Boeing capsule flies to ISS in key test

The Orbital Test Flight 2 (OFT-2) mission lifted off at 2254 GMT from Kennedy Space Center in Florida, with the spacecraft attached to a United Launch Alliance Atlas V rocket, according to NASA’s live stream.

Mission success is key to redeeming Boeing’s reputation, after a first failure in 2019, when the attempt to dock with the ISS failed due to software errors, which involved burning a lot of fuel to reach the destination and the possibility of destruction of the spacecraft. . when you come back.

“It’s a big moment,” said NASA assistant administrator Pam Melroy shortly before launch. “When we built the space station, we were really focused on all the amazing science we could do when it came to innovation.
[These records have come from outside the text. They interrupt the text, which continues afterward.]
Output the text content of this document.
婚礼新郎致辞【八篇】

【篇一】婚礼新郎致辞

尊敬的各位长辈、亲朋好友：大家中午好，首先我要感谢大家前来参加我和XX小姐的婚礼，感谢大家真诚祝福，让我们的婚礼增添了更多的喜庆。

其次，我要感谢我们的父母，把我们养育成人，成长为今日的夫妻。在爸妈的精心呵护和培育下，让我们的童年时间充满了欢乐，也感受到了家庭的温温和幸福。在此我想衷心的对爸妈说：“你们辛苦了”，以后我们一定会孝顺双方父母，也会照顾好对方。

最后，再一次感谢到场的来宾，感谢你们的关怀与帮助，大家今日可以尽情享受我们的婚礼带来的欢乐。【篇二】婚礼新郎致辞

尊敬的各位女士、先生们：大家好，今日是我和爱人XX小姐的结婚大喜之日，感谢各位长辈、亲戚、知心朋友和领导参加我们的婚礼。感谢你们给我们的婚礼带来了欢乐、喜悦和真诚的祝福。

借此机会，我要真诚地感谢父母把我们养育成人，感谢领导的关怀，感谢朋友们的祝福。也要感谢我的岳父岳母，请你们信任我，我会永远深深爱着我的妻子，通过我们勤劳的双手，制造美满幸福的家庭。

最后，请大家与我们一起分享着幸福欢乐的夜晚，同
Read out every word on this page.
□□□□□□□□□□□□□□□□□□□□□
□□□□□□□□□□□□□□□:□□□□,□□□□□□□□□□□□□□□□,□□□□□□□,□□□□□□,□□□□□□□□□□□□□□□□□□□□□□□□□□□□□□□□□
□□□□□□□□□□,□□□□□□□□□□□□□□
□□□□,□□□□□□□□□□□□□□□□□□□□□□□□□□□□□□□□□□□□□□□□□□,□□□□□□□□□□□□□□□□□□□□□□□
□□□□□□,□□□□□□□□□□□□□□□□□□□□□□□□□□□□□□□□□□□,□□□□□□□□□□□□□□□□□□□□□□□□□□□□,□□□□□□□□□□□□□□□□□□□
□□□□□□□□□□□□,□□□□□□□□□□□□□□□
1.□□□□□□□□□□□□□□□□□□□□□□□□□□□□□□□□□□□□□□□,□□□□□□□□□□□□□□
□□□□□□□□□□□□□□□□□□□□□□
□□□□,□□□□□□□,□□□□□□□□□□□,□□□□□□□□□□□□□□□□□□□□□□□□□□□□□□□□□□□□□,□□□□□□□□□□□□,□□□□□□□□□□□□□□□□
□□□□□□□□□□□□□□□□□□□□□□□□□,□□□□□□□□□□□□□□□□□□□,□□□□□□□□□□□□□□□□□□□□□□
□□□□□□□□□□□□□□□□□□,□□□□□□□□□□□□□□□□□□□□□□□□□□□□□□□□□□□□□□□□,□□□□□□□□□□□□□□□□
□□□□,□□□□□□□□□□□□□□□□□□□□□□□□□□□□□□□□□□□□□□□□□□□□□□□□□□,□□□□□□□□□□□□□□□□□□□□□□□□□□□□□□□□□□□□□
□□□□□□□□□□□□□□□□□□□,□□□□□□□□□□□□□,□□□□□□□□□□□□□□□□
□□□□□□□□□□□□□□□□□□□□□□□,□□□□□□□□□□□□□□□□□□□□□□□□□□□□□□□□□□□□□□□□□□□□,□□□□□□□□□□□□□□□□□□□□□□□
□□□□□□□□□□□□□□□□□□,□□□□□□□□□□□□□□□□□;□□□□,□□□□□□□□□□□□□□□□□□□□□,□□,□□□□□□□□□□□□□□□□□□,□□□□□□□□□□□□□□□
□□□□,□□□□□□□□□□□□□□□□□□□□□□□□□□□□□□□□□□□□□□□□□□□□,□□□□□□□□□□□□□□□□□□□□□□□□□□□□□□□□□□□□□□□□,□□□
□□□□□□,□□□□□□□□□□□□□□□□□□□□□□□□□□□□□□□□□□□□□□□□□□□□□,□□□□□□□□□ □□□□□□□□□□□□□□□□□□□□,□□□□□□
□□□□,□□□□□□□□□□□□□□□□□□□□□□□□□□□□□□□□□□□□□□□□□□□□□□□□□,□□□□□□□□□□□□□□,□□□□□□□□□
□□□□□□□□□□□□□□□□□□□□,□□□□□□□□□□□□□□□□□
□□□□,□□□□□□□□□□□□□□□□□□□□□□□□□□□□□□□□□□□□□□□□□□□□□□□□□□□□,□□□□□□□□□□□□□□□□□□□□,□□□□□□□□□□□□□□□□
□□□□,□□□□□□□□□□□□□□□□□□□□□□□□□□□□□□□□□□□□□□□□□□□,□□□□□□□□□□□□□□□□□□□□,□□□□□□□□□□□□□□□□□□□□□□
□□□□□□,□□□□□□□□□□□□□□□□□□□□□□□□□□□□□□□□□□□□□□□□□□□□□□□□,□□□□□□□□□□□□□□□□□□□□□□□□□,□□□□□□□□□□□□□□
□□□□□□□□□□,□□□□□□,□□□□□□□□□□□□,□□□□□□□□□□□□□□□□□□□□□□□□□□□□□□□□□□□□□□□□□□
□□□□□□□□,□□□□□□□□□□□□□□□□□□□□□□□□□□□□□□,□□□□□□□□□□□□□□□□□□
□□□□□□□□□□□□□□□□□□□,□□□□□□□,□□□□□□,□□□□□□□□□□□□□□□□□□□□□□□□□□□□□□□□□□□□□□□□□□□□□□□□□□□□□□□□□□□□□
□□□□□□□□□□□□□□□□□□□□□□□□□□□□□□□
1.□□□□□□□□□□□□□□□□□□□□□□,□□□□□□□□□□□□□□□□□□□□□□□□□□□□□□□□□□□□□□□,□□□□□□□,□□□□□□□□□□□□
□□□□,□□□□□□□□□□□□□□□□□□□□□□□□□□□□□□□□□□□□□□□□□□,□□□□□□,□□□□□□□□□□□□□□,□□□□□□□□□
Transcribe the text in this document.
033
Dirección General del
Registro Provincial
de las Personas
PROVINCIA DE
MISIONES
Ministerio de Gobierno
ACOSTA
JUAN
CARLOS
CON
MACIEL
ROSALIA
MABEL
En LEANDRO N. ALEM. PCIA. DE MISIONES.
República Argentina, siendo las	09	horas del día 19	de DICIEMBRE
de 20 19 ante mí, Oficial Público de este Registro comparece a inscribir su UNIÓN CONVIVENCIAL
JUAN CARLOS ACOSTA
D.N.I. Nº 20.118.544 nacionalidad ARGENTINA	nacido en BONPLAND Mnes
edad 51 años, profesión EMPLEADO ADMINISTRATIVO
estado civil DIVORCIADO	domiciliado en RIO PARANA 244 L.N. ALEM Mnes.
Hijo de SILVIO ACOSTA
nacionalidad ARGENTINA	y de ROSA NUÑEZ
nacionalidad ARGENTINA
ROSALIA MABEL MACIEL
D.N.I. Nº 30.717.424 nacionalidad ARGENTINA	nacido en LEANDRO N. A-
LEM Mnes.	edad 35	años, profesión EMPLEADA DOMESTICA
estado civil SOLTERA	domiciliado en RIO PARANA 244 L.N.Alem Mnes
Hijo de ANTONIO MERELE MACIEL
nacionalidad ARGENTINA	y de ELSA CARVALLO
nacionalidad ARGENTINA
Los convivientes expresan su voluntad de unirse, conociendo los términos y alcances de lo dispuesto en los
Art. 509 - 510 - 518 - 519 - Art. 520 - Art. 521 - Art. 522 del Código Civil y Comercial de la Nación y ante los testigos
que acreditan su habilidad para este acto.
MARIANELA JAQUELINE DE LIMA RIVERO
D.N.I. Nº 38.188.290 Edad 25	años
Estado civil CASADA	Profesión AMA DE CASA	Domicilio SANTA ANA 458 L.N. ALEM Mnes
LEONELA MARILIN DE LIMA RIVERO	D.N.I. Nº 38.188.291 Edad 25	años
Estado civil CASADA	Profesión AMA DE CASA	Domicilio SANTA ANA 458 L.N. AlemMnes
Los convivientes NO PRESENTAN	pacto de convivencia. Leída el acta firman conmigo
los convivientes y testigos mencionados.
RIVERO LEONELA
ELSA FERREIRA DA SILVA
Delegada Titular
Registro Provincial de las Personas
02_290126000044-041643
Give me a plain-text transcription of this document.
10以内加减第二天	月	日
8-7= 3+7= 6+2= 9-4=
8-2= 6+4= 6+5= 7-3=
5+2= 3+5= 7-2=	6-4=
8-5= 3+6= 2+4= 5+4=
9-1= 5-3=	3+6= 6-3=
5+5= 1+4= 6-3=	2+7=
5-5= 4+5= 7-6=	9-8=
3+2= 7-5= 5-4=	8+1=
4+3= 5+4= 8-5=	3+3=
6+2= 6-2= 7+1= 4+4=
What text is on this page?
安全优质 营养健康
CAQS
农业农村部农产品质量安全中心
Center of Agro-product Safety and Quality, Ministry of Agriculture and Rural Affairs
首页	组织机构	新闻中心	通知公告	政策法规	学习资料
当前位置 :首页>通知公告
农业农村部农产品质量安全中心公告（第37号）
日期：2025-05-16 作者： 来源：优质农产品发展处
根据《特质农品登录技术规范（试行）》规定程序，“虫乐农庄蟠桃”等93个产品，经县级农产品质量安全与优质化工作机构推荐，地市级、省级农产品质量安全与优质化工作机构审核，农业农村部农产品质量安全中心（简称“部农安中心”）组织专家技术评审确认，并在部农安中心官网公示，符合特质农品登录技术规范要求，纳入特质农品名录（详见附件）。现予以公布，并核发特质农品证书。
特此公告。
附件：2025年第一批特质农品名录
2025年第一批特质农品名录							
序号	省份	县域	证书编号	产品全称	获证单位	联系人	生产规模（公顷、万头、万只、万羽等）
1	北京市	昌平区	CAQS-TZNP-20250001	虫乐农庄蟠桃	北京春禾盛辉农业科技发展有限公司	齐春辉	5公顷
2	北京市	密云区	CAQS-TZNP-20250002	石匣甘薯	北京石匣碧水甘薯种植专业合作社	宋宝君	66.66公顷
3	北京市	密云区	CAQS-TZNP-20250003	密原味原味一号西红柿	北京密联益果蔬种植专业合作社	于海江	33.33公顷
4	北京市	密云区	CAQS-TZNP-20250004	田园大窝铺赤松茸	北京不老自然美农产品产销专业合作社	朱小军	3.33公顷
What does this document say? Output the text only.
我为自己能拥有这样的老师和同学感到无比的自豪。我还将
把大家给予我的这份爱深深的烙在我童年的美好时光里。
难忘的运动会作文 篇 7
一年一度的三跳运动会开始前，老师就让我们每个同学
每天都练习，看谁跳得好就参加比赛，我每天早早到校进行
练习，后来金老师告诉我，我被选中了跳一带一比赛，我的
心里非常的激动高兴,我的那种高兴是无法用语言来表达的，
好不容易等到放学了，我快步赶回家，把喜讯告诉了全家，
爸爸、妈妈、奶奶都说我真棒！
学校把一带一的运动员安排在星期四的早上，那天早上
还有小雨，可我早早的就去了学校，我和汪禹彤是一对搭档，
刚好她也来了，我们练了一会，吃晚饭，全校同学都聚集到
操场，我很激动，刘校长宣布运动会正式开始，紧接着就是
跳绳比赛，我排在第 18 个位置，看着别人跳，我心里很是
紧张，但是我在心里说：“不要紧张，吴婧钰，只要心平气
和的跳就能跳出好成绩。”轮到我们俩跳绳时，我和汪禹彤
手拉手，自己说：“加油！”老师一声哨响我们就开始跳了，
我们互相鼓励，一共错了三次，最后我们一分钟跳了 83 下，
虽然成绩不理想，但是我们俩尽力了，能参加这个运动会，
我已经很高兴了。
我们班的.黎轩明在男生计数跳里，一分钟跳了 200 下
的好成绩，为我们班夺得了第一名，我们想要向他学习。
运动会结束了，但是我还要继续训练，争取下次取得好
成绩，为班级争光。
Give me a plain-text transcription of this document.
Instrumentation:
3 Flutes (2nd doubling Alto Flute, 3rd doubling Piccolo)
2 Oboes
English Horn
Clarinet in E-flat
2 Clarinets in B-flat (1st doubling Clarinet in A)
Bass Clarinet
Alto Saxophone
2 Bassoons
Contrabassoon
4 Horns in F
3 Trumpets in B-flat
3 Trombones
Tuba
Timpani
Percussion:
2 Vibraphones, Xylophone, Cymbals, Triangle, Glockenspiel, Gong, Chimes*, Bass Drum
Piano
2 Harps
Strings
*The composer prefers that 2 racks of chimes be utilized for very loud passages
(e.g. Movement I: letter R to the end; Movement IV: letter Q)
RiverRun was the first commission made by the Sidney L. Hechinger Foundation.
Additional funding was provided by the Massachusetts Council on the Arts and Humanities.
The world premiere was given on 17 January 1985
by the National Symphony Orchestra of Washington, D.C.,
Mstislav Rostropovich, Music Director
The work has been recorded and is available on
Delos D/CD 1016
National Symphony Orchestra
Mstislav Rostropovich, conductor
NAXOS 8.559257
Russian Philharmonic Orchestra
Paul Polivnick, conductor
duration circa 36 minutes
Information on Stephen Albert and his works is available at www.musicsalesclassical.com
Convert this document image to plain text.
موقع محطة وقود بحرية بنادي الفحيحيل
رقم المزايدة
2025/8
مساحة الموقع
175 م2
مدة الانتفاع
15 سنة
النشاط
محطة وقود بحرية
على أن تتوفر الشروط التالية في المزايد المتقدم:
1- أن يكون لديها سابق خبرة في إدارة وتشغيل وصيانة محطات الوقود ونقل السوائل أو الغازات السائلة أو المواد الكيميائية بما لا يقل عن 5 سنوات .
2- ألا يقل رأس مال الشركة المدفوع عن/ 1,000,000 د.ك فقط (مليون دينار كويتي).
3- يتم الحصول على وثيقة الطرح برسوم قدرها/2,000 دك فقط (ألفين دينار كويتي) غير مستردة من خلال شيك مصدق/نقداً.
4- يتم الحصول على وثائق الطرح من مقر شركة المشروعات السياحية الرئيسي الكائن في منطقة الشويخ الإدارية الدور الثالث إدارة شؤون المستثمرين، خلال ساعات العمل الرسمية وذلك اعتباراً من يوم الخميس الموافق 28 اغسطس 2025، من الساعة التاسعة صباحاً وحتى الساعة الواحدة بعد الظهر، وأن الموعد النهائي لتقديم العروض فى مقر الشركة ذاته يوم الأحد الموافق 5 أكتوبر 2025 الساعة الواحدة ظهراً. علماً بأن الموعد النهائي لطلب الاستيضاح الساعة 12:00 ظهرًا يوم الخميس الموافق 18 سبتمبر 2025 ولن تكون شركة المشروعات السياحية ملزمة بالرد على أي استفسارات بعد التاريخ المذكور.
Having another way to get there now just gives us more resilience.”

After years of failures and delays, the American aeronautical company Boeing will try to reconnect with competition from SpaceX to serve as a space “taxi” for NASA.

– Reimbursement day –

The two companies won fixed-value contracts of $4.2 billion for Boeing and $2.6 billion for SpaceX in 2014, shortly after the Space Shuttle program ended, at a time when the United States United depended on Russian Soyuz rockets to reach the orbiting laboratory.

Boeing, with its centuries-old history, was seen by many as a safe bet against the virtually inexperienced SpaceX. But Musk’s company recently sent its fourth routine team to the research platform as Boeing development delays cost the company hundreds of millions of dollars.

Starliner is expected to dock with the ISS approximately 24 hours after launch and deliver more than 226 kg of cargo, including food and other supplies such as clothing or sleeping bags, to the crew.

The unmanned test flight aims to determine if the capsule will be capable of carrying humans. It had already been tested, but without success, in 2019, when the spacecraft had to return to Earth early, avoiding a disaster.

Then, in August 2021, a new test had to be canceled just before launch, due to a valve problem detected during the last checks.

In the meantime, SpaceX has already successfully conducted its own tests and started transporting NASA astronauts on regular missions.

In total, billionaire Elon Musk’s company transported 18 astronauts with its own capsule, the Dragon, as well as four space tourists who paid to be on the mission.

However, NASA wants to diversify its options so as not to run the risk of running out of American transport again, as happened after the end of space transport missions in 2011. Until the emergence of SpaceX, the American space agency was forced to pay for the crew places on the Russian Soyuz rockets.

Thursday’s launch is “a critical step” toward getting “two vehicles that regularly carry crews,” Dana Weigel, deputy director of NASA’s ISS program, said at a press conference Tuesday. The director pointed out that a fixed price contract had been signed with SpaceX and Boeing.

– Delicate coupling –

During the test, a doll named Rosie will be placed in the commander’s seat. It is equipped with 15 sensors, intended to collect information on the movements of the structure.

The approach to the ISS this Friday, around 8:00 p.m. GMT, will be closely watched by astronauts aboard the station. First, they will order the capsule to stabilize about 250 meters away, before proceeding with the delicate maneuver of contact and docking. A few hours later, the capsule hatch will open.

Starliner will remain docked to the ISS for five days, before returning to Earth to land in the middle of the desert in the state of New Mexico, in the west of the United States, at the base of White Sands.

– Backhand in sequence –

The development of the Starliner project turned out to be a long epic full of obstacles.

In 2019, the capsule was unable to enter the correct orbit due to a problem with its clock and had to return to Earth after two days. Boeing later discovered that other software problems had nearly caused a serious flight anomaly.

NASA has prescribed a long list of recommendations and modifications to be made.

Then, in 2021, when the rocket was already on the launch pad to attempt a new takeoff, a humidity problem caused a chemical reaction which blocked the opening of certain valves of the capsule and the material had to return to workshops for inspections. for 10 months. .

The problem was solved by sealing off the new valves, in an attempt to keep moisture out, Boeing chief Mark Nappi said on Tuesday. However, for the future, other longer-term solutions, including a design change, are already being evaluated by experts.

The stakes are high for the company, which hopes to be able to make a first manned flight by the end of the year. This second test mission will be decisive in finally obtaining NASA’s approval.

But the exact schedule will depend on the performance of the capsule this week, which, at the same time, can restore Boeing’s image, which has been badly damaged by the following setbacks.